We're Rewiring the Nation with the investments needed to upgrade and extend our transmission capacity and give Australia a grid fit for the 21st Century and our future as a renewable energy superpower.

We're boosting the ability of households to take control of their own energy with rooftop solar and household batteries.

We're investing in batteries, wind, and solar generation at grid scale - and we're doing it now and with co-investment from the private sector.

And with steel central to our self-reliance as a nation, we're supporting Australian steelmakers - not least in Whyalla where we're working in partnership with the South Australian Government.

At this stage, the US Government has not granted Australia - or any other nation - an exemption from their global tariffs on steel and aluminium.

As I said yesterday, we consider that decision entirely unjustified. We will keep working hard for a better outcome.

But our Government is prepared. We've been engaging directly with the Australian steel and aluminium industry, and we will continue to work through this with them.

We have great confidence in the quality of what Australia produces and we will continue to diversify markets for our products which are in demand across the globe.

Our Government will always stand up for Australian jobs and Australian industries. All Australians can join this effort and support our industries by taking the opportunity to buy Australian.

The world has thrown a lot of challenges at Australia over the past three years.

Because of the hard work Australians have done together, our economy is turning the corner.

Inflation is down.

Wages are up.

Interest rates are coming down.

And 1.1 million new jobs have been created.

Under our Government, Australia has maintained a faster rate of employment growth than any G7 nation.

And unlike other advanced economies, we've avoided any negative quarters of growth.

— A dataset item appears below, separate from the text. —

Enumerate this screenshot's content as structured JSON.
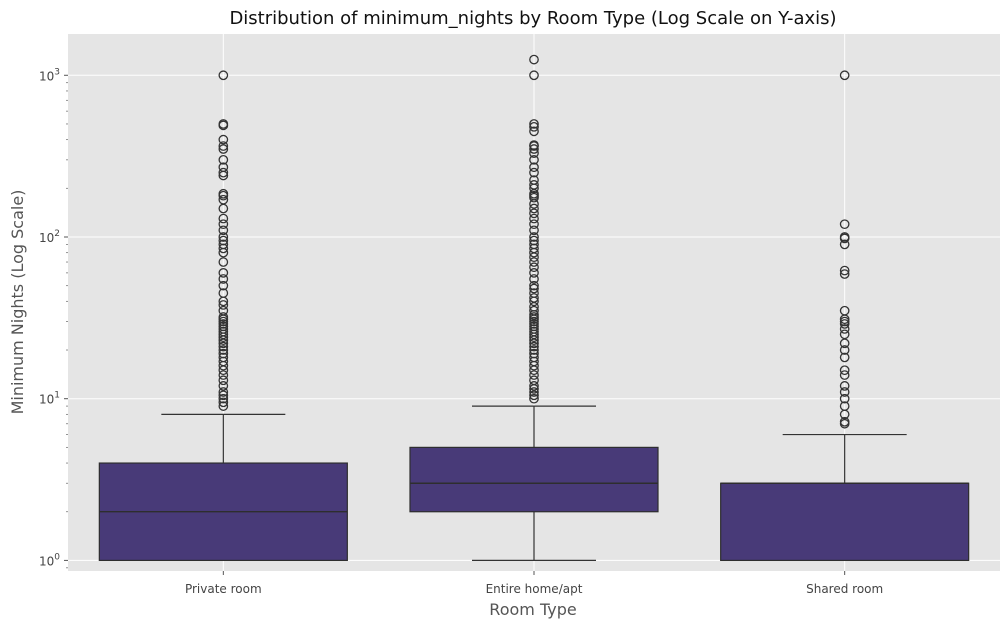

None of this is the happy accident of good luck.

It is powered by the choice we made to invest in Australia.

Responsible economic management is about looking after people while managing the books.

It's about boosting wages and job security and funding the services families count on.

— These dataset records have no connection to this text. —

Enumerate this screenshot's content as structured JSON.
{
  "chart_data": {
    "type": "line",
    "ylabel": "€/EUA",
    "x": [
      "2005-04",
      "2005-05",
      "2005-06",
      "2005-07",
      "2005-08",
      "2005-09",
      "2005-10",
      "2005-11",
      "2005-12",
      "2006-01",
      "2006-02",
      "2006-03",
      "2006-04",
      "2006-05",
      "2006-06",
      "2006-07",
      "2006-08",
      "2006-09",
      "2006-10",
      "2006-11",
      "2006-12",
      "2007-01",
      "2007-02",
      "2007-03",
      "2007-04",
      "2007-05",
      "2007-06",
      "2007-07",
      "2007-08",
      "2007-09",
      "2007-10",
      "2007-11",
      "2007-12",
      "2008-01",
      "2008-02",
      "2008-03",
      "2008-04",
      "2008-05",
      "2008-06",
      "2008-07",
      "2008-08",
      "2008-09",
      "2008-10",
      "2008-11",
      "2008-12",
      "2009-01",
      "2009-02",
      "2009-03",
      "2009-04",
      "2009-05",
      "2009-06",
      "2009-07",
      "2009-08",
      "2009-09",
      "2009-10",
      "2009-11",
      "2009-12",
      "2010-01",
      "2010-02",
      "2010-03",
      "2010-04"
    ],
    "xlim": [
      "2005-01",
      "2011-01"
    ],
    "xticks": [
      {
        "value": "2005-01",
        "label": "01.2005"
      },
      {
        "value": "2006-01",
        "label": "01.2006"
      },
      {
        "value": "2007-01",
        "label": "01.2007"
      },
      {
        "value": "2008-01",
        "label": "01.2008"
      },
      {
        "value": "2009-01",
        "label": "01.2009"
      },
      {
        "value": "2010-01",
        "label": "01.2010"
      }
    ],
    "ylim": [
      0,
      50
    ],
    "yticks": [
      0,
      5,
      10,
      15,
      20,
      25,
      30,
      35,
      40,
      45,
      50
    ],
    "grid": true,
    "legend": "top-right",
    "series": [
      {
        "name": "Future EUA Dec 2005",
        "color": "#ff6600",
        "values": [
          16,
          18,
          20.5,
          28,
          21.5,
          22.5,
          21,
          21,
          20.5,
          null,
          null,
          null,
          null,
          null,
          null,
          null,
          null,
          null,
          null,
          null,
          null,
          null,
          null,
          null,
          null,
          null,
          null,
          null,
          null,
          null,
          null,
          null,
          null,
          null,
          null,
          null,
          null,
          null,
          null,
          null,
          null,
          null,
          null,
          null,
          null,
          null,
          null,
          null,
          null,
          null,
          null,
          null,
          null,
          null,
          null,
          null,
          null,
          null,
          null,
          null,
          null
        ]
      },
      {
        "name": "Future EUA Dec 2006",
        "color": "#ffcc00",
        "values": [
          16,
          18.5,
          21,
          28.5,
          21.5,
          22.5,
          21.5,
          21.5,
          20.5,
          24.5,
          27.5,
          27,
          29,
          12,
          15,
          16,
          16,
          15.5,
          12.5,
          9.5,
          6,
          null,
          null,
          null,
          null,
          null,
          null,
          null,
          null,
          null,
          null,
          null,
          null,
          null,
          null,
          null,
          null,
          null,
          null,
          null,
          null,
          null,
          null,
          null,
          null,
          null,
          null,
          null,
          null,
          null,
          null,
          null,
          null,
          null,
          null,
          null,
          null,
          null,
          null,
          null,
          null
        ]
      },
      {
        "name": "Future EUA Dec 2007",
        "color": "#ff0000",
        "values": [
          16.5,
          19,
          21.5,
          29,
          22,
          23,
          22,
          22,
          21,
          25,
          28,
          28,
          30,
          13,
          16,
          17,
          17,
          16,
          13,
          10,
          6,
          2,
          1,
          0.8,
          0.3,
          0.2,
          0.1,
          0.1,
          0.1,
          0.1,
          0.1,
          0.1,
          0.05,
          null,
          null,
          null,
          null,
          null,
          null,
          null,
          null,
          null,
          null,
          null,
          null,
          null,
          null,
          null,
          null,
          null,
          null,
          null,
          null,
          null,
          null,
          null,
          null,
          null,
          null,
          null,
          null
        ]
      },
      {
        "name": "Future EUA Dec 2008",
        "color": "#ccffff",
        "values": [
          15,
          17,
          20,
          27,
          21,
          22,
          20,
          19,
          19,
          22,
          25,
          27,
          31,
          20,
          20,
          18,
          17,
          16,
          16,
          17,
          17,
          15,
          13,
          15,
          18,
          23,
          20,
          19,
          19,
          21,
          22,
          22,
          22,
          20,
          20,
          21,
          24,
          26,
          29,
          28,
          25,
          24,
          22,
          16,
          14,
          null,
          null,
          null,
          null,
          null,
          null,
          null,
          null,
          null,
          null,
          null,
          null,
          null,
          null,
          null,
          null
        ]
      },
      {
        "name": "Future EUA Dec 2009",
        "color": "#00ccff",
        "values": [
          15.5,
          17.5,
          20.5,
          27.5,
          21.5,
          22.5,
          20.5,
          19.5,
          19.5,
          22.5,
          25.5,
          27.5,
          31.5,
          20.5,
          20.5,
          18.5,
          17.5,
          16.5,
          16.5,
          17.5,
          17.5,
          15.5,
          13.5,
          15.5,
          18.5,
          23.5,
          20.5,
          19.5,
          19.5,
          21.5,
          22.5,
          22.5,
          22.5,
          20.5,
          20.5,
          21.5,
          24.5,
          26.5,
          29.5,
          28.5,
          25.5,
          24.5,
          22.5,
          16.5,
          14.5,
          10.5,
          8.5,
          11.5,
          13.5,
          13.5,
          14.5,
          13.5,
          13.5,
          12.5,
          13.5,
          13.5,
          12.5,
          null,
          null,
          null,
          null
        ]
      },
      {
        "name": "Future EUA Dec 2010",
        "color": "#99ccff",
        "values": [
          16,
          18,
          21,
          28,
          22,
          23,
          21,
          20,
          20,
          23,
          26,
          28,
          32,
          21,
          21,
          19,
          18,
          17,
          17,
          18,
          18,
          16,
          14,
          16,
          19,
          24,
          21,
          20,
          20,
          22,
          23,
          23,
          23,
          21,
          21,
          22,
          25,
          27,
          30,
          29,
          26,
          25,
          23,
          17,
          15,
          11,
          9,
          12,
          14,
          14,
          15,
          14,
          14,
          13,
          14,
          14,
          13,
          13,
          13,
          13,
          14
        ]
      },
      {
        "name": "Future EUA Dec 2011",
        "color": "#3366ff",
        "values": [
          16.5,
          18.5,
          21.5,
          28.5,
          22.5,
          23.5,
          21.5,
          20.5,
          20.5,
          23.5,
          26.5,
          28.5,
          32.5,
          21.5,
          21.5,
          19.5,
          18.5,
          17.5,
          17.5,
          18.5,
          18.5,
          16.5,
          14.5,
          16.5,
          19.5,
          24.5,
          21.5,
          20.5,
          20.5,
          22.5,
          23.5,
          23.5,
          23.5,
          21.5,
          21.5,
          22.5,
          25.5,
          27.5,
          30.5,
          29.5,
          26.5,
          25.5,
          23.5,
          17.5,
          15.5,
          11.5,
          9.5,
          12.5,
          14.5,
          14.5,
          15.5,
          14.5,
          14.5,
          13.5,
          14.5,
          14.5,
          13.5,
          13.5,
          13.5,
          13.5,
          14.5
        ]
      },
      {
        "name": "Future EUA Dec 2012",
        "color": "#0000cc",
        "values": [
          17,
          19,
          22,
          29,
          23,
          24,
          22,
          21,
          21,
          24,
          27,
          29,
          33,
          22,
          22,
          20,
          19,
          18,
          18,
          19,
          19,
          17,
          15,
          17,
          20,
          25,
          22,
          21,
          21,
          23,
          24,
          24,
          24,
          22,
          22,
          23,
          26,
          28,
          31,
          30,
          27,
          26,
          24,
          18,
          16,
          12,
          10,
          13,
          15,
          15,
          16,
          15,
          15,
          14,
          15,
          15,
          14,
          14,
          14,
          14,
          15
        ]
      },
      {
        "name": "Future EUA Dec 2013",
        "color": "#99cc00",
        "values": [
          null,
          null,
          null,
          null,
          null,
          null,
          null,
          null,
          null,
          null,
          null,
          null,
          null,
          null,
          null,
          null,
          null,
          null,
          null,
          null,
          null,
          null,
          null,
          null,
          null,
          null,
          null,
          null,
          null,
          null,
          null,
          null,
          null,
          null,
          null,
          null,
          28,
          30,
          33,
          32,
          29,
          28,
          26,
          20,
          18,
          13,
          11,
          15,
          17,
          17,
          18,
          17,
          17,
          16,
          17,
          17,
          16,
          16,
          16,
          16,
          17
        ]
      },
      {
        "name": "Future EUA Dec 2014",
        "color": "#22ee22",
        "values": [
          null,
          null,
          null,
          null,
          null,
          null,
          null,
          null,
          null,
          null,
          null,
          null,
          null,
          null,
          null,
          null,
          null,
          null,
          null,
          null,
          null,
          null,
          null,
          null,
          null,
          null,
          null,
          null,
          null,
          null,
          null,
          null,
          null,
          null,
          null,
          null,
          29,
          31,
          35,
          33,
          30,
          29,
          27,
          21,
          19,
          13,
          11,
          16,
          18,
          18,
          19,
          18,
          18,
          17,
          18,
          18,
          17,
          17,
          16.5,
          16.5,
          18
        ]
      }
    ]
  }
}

And just as much as economic management is about taking care of the present, it is about meeting your responsibility to the future.

This is the instinct that guides us every day - and it's why we can now look to the future with growing optimism.

Australians have been through testing times - but we're beginning to see the rewards, and we are growing ever more confident about dealing with the challenges that remain.

This is not a time to cut or wreck or aim low.

It is a time to keep building.

Because building Australia's future is about all of us.

We must seize the opportunities that this decade holds.

We must actively plan for the future, anticipating it, shaping it piece by piece.

This is the momentum we have.

This the momentum we cannot risk.

It's a momentum that is so powerfully embodied by Western Sydney.

What we see in Western Sydney International - and all that it is already driving - is the very power of aspiration that drives Australia.

It is the ambition we must all have for Australia.

There is a better future that we are building together right now - and Western Sydney is showing the way.